Claim. abraham’s failure to cut the dove and pigeon in half (Gen 15:10) defiled the symbolic offering, because the dividing was the necessary structural act separating good from evil — and not cutting the birds was equivalent to handing the entire offering over to Satan, prolonging the providence by 400 years.
Elaboration. Per DP §3.1.2, God’s salvation work aims to restore the sovereignty of goodness by first dividing good from evil. This pattern recurs: adam divided into cain and abel; noah’s flood divided his family (good) from the rest (evil). Abraham’s instruction to cut the sacrifices was the same dividing-act at the symbolic-offering level. DP names four converging reasons the dividing was required: (1) to restore the Cain/Abel division; (2) to repeat the flood’s good/evil division; (3) to mark off a realm of good sovereignty from Satan’s universe; (4) to drain “the blood of death” inherited via fallen humanity’s blood-ties to Satan.

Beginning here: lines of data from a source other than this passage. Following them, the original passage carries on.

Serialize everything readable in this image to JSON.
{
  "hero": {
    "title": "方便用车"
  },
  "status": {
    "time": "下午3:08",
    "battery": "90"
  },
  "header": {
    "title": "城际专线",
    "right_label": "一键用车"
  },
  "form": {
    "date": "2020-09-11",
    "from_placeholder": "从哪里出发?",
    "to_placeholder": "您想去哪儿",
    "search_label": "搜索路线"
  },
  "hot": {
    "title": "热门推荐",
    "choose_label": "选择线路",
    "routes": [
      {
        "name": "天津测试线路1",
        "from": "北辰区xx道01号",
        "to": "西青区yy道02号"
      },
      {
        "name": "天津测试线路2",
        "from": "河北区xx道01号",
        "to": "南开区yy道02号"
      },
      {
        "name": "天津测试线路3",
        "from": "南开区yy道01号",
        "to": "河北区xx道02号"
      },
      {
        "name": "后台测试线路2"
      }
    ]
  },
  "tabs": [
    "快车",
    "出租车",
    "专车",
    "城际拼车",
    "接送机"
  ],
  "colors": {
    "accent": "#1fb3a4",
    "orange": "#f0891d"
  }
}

Leaving the doves uncut, all four conditions failed. Satan (“birds of prey descended upon the carcasses”) immediately seized the dove — the formation-stage sacrifice — and through it claimed the ram (growth) and heifer (completion), which depended on the formation foundation.
The consequence: the 400-year period set up to establish Abraham as father of faith was forfeited to Satan, and Israel’s 400-year Egyptian slavery became the restitution. Hence DP reads Gen 15’s “your descendants will be sojourners… oppressed for four hundred years” as direct consequence of the uncut-bird sin, not predestined.